After siesta, we again hit the streets to hunt down dinner… and ended up in an American Tavern, oddly enough. The Spanish interpretation of American culture has a few funny parts, and it seemed that this particular restaurant drilled “attentive waiter” into every single member of the wait staff. That being said, there were fireworks ornaments strung throughout the restaurant for the Fallas festival.

So, what is the Fallas? One of the major festivals in Spain, the Fallas festival is a several-week long extravaganza that changes the entire city. Think of the hoopla around Mardi Gras. Multiply that by Brazil’s Carnivale, and you may be getting close. Check out this link, too.

Throughout the city, there are different sculptures in various states of assembly, and many of them are incredible works of art. Each Falla team creates their own theme, so some are political statements, some are fanciful interpretations of folk stories, and some are everything and more.

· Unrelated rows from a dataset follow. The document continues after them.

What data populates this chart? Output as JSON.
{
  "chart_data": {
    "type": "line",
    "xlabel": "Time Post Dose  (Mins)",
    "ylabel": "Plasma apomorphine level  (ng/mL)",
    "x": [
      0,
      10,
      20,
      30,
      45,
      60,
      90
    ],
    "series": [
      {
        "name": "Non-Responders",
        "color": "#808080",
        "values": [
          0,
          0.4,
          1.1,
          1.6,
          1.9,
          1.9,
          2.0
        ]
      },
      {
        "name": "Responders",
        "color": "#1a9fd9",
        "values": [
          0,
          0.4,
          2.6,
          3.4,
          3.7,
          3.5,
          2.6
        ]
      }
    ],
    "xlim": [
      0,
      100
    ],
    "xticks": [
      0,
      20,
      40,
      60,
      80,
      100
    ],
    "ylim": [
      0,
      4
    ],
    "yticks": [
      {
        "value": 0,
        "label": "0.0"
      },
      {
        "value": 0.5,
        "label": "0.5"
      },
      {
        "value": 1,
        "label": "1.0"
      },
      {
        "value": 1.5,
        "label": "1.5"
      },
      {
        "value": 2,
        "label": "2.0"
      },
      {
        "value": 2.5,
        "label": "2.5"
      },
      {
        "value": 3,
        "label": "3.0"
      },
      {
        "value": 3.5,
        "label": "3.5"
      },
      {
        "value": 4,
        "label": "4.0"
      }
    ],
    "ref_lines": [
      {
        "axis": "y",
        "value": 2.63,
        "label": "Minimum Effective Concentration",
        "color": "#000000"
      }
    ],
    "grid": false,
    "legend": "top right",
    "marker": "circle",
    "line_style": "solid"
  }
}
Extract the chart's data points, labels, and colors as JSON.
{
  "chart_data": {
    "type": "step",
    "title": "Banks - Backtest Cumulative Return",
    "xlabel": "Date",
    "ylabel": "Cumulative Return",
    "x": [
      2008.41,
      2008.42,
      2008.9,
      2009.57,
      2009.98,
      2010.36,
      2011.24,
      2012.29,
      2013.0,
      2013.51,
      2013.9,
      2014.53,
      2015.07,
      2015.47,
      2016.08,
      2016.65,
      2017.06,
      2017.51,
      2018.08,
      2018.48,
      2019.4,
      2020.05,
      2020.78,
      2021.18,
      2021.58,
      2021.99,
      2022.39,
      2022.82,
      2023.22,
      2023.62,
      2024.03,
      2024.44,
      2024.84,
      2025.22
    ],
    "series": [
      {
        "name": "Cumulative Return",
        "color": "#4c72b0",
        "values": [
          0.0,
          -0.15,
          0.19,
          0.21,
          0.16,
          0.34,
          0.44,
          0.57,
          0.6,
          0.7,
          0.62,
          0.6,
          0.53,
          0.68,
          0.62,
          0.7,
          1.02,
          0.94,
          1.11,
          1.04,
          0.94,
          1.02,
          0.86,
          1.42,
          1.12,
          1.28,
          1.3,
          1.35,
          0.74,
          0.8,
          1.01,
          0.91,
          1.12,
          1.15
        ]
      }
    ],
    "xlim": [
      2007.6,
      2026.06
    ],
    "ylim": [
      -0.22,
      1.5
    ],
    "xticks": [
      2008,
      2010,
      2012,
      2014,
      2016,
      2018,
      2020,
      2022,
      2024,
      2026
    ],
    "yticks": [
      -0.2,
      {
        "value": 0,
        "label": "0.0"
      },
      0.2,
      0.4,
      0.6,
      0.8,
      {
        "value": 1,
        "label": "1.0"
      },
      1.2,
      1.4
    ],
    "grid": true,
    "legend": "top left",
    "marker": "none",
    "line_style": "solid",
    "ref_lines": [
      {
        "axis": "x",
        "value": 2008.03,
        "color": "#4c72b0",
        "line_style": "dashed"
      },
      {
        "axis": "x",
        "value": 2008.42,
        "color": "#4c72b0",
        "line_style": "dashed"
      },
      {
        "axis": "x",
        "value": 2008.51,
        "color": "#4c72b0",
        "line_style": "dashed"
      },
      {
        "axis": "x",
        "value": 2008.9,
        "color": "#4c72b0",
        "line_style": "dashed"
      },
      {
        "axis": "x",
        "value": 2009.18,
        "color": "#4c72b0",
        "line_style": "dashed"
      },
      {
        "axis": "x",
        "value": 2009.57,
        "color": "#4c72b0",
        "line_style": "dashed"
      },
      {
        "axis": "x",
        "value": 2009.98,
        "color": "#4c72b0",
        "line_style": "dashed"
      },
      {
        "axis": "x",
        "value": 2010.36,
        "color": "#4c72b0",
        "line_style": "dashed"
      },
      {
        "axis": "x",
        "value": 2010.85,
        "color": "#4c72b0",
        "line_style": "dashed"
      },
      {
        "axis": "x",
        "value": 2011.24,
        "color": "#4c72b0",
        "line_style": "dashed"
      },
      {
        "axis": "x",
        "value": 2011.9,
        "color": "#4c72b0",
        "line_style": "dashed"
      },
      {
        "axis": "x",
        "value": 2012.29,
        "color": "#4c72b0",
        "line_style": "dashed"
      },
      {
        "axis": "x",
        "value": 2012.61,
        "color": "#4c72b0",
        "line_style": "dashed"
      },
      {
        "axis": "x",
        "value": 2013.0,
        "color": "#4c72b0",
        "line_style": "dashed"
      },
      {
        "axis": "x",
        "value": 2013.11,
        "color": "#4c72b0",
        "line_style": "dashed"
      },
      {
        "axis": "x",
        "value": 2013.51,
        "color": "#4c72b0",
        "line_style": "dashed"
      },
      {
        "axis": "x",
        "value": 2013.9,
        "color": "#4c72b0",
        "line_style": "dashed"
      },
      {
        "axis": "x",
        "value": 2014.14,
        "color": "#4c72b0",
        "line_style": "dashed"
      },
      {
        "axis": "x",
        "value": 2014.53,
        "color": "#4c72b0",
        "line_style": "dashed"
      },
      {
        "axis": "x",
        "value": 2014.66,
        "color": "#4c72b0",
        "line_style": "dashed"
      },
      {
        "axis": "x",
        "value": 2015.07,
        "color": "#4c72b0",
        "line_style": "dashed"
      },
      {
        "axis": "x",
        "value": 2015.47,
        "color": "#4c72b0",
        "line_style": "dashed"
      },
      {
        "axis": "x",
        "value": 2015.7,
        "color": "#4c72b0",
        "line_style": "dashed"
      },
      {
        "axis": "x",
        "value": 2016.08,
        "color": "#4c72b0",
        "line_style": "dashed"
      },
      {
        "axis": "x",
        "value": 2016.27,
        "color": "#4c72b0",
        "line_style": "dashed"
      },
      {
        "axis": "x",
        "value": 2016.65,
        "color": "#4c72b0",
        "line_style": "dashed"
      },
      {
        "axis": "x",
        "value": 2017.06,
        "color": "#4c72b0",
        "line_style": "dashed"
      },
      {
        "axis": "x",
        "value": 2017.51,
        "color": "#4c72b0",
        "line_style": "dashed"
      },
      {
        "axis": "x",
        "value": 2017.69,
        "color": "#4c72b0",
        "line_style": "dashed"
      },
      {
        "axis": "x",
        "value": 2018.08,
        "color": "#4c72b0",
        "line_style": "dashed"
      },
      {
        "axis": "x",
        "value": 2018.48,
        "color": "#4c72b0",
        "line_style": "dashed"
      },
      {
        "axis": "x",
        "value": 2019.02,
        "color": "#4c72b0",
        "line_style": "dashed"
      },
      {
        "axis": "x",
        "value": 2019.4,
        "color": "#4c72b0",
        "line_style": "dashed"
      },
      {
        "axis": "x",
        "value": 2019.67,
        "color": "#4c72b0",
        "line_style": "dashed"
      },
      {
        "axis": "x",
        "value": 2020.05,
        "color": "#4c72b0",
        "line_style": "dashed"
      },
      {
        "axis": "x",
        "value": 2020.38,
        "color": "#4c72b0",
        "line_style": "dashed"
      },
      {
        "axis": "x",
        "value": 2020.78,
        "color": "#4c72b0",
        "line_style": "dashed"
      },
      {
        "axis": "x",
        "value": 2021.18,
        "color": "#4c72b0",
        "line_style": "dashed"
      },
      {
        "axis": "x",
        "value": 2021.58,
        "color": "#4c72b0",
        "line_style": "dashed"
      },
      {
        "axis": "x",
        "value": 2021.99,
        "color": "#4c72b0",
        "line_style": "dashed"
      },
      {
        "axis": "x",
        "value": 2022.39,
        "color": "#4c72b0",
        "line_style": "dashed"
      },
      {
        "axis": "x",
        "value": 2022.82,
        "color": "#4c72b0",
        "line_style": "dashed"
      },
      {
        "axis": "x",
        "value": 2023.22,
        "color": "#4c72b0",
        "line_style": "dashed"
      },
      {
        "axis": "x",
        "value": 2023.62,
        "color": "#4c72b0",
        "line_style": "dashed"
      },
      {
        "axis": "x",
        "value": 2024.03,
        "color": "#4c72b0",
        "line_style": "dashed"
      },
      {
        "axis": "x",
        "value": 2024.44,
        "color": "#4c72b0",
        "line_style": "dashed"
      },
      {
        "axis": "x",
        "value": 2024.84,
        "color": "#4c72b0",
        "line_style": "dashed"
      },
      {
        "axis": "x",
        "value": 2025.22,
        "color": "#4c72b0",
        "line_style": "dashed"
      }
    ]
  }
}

After dinner, we walked around to look at the Fallas sculptures and admire the craftsmanship and artful interpretation of many themes. We were kind of at a loss on this one, though. Here’s what we could understand:

  • The horse is the U.S.
  • The red-haired girl in hot pants (!!!) is France, and she is carrying a banner with “Liberte, Equalite, and Fraternite”
  • The very, very angry guy on the back of the horse is an enigma to us… perhaps the Spanish Inquisition?
  • There’s also a dude eatingbuenelos, the Spanish equivalent of carnival fried dough, in the back of the sculpture

See what I mean? Not very clear in every instance. The artistry in these pieces is truly incredible.